Tegaskan MBG Bukan Bisnis, DPRD Lampung Desak Pengawasan Ketat dan Penutupan SPPG yang Melanggar

   



BANDAR LAMPUNG – Anggota Komisi V DPRD Provinsi Lampung, Deni Ribowo, mengeluarkan peringatan keras terkait pelaksanaan program Makan Bergizi Gratis (MBG) di wilayah Lampung. Ia menegaskan bahwa program ini adalah misi kemanusiaan dan investasi masa depan bangsa, sehingga keselamatan anak harus ditempatkan sebagai prioritas absolut di atas kepentingan bisnis.

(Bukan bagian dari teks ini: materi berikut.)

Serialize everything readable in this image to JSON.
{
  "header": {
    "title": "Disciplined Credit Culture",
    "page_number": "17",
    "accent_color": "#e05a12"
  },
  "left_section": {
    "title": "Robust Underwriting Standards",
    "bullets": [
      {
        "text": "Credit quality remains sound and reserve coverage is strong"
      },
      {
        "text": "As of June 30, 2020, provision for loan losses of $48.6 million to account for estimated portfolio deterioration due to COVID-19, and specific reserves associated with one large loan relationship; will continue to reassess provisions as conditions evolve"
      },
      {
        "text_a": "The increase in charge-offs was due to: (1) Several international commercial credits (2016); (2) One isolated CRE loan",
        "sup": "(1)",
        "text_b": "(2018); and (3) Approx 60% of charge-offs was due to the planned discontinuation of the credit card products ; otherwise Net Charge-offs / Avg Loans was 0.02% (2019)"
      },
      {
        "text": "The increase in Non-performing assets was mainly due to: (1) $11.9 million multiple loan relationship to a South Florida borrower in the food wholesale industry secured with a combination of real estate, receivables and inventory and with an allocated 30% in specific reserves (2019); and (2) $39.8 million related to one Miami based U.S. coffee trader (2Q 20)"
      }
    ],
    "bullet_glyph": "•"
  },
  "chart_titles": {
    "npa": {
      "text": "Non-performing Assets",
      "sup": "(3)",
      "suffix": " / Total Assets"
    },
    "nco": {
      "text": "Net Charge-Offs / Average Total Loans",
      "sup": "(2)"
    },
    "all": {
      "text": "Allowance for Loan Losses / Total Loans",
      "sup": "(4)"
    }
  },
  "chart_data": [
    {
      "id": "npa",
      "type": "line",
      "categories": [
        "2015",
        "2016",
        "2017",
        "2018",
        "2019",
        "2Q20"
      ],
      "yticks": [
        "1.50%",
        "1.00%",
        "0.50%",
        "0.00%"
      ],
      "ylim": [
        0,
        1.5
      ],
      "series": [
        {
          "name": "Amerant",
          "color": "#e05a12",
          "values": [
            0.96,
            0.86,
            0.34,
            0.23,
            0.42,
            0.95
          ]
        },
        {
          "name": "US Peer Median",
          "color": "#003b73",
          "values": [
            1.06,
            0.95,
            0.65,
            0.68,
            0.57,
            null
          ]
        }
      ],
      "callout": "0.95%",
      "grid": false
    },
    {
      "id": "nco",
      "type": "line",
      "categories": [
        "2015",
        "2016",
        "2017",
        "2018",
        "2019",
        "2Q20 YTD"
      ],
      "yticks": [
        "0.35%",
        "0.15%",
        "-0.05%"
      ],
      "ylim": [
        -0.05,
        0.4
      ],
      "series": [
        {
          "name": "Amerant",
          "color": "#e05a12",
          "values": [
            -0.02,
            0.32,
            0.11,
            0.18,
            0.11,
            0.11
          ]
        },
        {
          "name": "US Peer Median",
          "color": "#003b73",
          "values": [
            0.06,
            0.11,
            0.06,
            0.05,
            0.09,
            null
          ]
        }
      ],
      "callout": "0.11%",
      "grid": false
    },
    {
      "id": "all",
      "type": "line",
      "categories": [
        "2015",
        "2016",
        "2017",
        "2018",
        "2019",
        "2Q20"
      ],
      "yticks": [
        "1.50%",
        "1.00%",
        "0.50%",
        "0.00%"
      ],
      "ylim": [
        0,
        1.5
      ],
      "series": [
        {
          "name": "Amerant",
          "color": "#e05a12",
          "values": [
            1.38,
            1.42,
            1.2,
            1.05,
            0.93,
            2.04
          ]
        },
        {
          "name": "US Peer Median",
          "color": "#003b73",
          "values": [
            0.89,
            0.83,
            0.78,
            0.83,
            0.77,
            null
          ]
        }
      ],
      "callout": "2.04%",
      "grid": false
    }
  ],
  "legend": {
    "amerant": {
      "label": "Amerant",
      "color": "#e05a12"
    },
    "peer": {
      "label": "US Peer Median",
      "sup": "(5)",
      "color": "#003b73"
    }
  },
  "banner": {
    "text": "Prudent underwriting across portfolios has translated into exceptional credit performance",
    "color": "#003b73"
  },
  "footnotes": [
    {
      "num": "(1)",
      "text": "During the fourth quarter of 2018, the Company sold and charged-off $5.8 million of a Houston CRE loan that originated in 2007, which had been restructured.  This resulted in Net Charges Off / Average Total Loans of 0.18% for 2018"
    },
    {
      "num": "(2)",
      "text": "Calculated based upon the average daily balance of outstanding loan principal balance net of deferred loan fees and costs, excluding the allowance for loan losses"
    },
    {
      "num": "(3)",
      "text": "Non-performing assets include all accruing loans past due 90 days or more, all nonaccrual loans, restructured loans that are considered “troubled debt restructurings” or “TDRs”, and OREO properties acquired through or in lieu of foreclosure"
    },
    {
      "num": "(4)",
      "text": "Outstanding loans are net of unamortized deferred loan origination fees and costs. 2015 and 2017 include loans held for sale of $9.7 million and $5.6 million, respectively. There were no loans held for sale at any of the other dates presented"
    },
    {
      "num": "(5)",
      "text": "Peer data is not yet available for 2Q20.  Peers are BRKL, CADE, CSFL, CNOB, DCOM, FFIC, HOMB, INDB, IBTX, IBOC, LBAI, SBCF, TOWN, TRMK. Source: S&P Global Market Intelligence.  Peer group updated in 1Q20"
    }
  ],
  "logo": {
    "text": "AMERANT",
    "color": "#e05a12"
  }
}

Sejak diluncurkan setahun lalu, program MBG telah menjangkau sekitar 1 juta anak sekolah di Lampung dari total target 2,7 juta penerima.

Keselamatan Anak: Hukum Tertinggi

Deni Ribowo menekankan bahwa setiap Satuan Pelayanan Pemenuhan Gizi (SPPG) wajib mengikuti petunjuk teknis (juknis) secara disiplin. Berkaca pada pelanggaran yang sempat terjadi di Lampung Utara, DPRD meminta pemerintah tidak ragu mengambil tindakan tegas.

"Ini bukan bisnis. Ini soal memberi makan dan minum manusia, bahkan bisa disebut amal jariah. Jika ditemukan SPPG yang membahayakan keselamatan anak, unit tersebut harus ditutup dan diganti. Keselamatan anak adalah hukum tertinggi," tegas Deni Ribowo, Senin (19/1/2026).

Distribusi dan Realisasi SPPG

Hingga Januari 2026, progres penyediaan fasilitas pendukung di Lampung menunjukkan angka yang signifikan:

  • Target Total SPPG: 795 unit.

  • Realisasi Saat Ini: 712 unit telah beroperasi.

  • Prinsip Bahan Baku: Mendorong penggunaan bahan pangan lokal (sayur, buah, beras, ikan) dari wilayah sekitar SPPG guna menjamin kesegaran dan menggerakkan ekonomi lokal.

Mendorong Kesetaraan Gizi

Deni yang juga anggota Fraksi Demokrat menjelaskan bahwa MBG adalah sarana untuk memastikan keadilan bagi seluruh anak tanpa memandang strata sosial. "Anak pejabat, wartawan, hingga buruh harus mendapat kualitas gizi yang sama di sekolah," imbuhnya.

Guna memastikan standar gizi dan keamanan pangan terjaga, DPRD Lampung mendorong pengawasan kolaboratif yang melibatkan:

  1. Pihak Sekolah: Sebagai pemantau harian distribusi makanan di lapangan.

  2. Puskesmas Setempat: Sebagai pengawas teknis kualitas gizi dan kebersihan pangan.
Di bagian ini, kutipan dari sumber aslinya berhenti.